I don't know where to post this, this is not really 40k related, but these miniatures will be nice to convert and can be quite easily put in the 40k universe :
http://hellric.over-blog.com/article-4994386.html


----------



## jigplums (Dec 15, 2006)

looks sweet, i think the cross around his neck is a little chunky though. Kinda space chav


----------



## Necrontyr (Dec 27, 2006)

It says these are 35mm though, I thought warhammer was 28mm....


----------



## Anphicar (Dec 31, 2006)

I agree with jig. 

Its sweet, but that cross looks like a giant chunk of..erm, chunky..chunkiness.


----------



## Lord Sinkoran (Dec 23, 2006)

Sweet website


----------



## The Son of Horus (Dec 30, 2006)

Might work for Inquisitor, though. It'd be a little small, even then, but hey... it could be a short Inquisitor or something.


----------



## blkdymnd (Jan 1, 2007)

nice model, i would see it more as Menoth of Warmachine instead of 40k, but very cool anyway


----------



## hellric (Dec 26, 2006)

yes indeed, Warmachine too, I think these things can be used for a viariety of purposes provided you do a small or not so small conversion, and that's their goal too.

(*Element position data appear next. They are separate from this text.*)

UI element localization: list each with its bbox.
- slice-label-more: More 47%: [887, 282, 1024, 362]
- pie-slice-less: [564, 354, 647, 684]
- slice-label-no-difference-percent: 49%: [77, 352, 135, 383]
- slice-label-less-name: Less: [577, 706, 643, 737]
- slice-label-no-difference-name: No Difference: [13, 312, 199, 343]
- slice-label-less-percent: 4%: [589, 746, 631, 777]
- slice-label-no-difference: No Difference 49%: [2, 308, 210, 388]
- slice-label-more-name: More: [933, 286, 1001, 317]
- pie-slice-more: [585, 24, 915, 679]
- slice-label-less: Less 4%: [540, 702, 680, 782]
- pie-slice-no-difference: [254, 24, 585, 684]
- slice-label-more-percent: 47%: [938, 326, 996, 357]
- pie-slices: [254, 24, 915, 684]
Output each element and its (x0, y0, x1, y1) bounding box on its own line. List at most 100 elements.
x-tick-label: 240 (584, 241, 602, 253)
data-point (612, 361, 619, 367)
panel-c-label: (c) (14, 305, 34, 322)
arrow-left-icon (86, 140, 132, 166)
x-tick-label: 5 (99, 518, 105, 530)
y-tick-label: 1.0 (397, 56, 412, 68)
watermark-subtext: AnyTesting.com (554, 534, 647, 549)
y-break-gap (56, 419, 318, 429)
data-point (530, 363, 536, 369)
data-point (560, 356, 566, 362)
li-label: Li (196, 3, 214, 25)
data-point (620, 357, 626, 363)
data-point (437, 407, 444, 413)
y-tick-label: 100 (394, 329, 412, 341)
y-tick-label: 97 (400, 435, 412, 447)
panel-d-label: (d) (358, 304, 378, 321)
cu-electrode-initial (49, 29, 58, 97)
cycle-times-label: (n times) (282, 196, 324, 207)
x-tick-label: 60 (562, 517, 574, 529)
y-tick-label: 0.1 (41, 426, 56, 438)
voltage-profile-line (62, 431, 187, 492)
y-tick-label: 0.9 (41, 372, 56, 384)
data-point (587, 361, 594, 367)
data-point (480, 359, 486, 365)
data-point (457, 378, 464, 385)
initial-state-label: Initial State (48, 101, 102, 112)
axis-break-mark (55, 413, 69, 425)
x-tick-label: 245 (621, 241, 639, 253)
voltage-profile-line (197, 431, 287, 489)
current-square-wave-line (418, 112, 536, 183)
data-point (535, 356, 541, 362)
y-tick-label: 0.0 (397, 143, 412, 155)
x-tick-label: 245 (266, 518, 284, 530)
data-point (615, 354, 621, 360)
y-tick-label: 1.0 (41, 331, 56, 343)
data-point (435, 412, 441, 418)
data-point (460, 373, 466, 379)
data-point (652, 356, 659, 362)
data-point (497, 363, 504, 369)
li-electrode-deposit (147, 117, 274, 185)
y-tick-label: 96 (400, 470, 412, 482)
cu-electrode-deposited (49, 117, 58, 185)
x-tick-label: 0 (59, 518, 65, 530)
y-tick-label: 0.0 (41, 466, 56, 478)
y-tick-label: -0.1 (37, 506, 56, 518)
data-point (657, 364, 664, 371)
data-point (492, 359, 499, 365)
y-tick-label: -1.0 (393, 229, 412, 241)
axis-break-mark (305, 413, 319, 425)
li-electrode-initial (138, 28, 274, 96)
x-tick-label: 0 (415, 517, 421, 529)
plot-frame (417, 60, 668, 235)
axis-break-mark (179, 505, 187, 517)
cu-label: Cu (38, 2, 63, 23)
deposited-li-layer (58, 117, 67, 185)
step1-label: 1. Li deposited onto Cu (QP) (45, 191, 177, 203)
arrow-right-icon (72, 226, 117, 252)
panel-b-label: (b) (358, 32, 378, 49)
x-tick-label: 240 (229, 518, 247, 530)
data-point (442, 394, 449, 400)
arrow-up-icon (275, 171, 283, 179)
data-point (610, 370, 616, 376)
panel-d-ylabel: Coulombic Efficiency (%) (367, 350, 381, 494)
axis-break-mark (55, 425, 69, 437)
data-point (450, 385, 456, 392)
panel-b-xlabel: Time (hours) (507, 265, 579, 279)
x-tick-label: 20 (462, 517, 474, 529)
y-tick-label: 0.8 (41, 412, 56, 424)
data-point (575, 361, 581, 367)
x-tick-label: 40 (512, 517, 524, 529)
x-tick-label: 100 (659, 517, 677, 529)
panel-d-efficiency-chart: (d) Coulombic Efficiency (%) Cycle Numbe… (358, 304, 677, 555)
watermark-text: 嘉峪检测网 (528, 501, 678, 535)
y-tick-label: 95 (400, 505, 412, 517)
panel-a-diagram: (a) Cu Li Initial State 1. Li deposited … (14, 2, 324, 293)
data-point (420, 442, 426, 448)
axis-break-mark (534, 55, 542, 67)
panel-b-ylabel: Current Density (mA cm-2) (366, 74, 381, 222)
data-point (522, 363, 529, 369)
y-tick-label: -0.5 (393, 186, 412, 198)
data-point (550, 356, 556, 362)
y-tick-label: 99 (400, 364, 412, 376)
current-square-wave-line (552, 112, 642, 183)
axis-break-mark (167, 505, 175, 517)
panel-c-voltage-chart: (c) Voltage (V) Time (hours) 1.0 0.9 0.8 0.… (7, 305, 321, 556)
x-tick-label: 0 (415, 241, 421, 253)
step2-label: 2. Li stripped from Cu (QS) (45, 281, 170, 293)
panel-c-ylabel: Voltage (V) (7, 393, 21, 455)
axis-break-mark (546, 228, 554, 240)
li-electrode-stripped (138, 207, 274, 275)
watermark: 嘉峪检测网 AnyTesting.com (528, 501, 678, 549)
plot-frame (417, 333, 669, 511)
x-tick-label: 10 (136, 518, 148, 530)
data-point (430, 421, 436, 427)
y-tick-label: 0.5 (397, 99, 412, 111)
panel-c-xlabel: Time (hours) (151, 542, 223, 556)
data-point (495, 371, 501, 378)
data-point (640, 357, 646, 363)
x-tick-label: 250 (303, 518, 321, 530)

They realeased some time ago this baby : 
http://hellric.over-blog.com/article-3631272.html


----------



## uberschveinen (Dec 29, 2006)

While the sculpts are creative enough and certainly technically adept, there's just something they're missing. They just lack that sort of unified feel that the bnest miniature sculptors produce. That, and the cross is fat.


----------



## Wrath of Khaine (Dec 29, 2006)

Is it jsut me, or was the shaven side of Lacrymosa's vagina really necessary? Cool idea for a sculpt, with the essential partial nudity for all female figs.

She HAS to go through a brick of Gold Bond Chafing Powder in the pelvic region with that huge steel leotard.

-Khaine-


----------